Capsules remain the workhorse format for vitamins, minerals, and botanical supplements. They have broad consumer acceptance, a long shelf life, and the widest ingredient compatibility. For sports nutrition applications, they serve single-ingredient stacks (creatine, BCAAs, beta-alanine) and multi-ingredient complexes. For wellness, they cover the full spectrum from basic multivitamins to specialized stress, sleep, and cognition formulas. MOQs typically start at 1,000 units; unit costs compress significantly at 5,000+.

Gummies

Vegan pectin gummies are the fastest-growing format in the European supplement market. They command higher retail prices, have strong repeat purchase rates, and travel well on social media. The manufacturing economics require higher MOQs (typically 1,000 jars minimum) and the process is more capital-intensive than capsules — but the consumer premium offsets the cost. Common private label gummy categories: multivitamin, immunity (vitamin D3 + C + zinc), hair and nails (biotin, zinc), adaptogen (KSM-66® ashwagandha), sleep (melatonin, lemon balm), and sports (creatine monohydrate).

Powders and sachets

Powders in doypack format serve sports nutrition (protein, pre-workout, amino acids), daily greens, and weight management. They are flexible for flavoring and dosing customization, with MOQs starting around 1,000 units. Single-serve sachets are the fastest-growing premium format in DTC supplement subscriptions — the per-unit cost is higher but the unboxing experience and single-serve convenience drive strong consumer loyalty. Collagen, electrolytes, and greens are the most common sachet categories.

Quick FAQ

What is the minimum order for private label supplements in Europe?
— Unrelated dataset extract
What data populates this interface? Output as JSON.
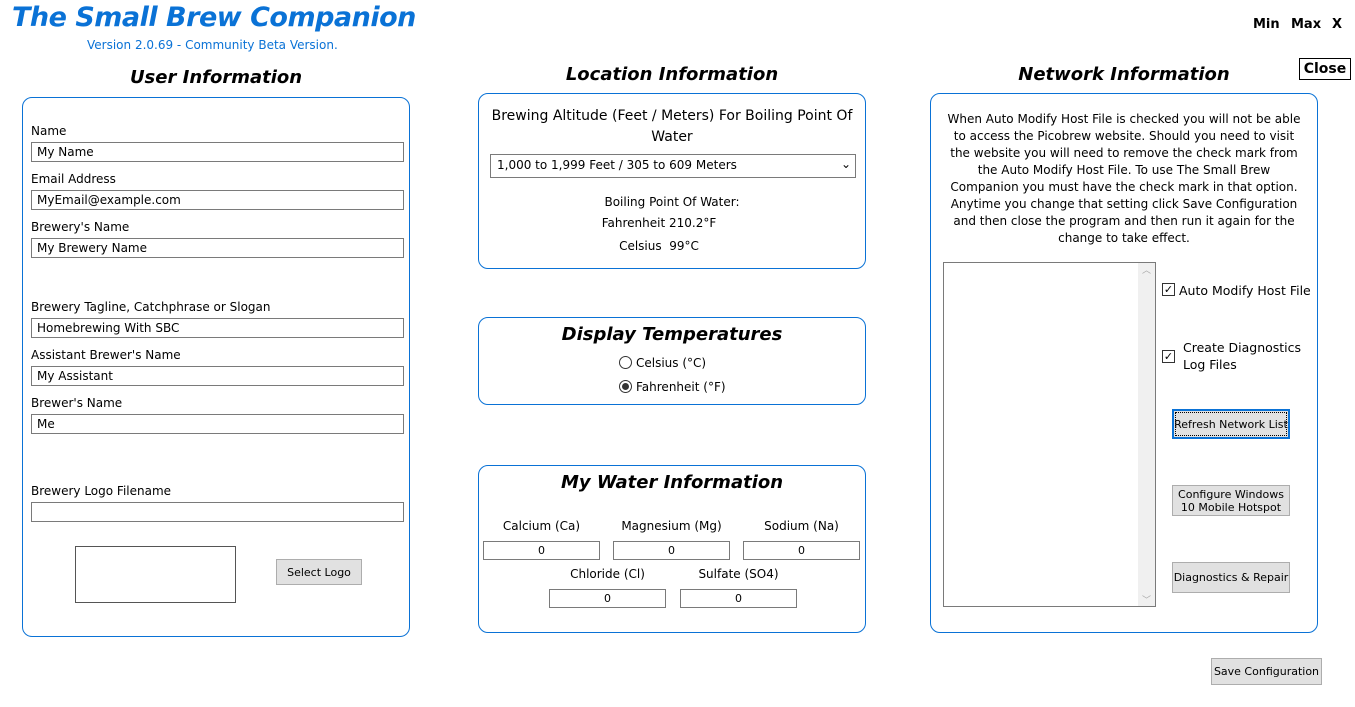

Typical MOQs run 500 to 5,000 units per SKU depending on format. Sachets and powders can start lower; tablets and gummies usually run higher. Many European manufacturers standardize at 1,000 units MOQ across powder, sachet, and gummy formats for private label orders.

How much do private label supplements cost?

Modification investment runs EUR 5,000–50,000 depending on depth. Unit costs typically run 5–15% above white label equivalents. Total first-run economics for a private label supplement SKU in Europe usually fall between EUR 25,000 and EUR 60,000 including initial inventory and modification costs.

How long does a private label supplement launch take?

For stock formulas with finished artwork, 4 to 8 weeks. With modifications (custom flavor, dosage adjustment, ingredient swap), the first run takes 8 to 16 weeks. Add 2 to 6 weeks for custom packaging design or country-specific notifications.

Do I own the formula in a private label supplement contract?

By default, no. The supplement manufacturer owns the formula and grants the brand a license. Full IP assignment is negotiable but requires explicit contract language and usually carries cost or volume commitments. Read the IP clause before signing anything.

What certifications should a European private label supplement manufacturer have?

At minimum, GMP and HACCP. ISO 22000, ISO 9001, IFS Food, or BRCGS are strong additional signals. For organic claims, Ecocert or equivalent. For sports nutrition sold to elite athletes, Informed Sport or NSF Certified for Sport may be required by specific retailers or federations.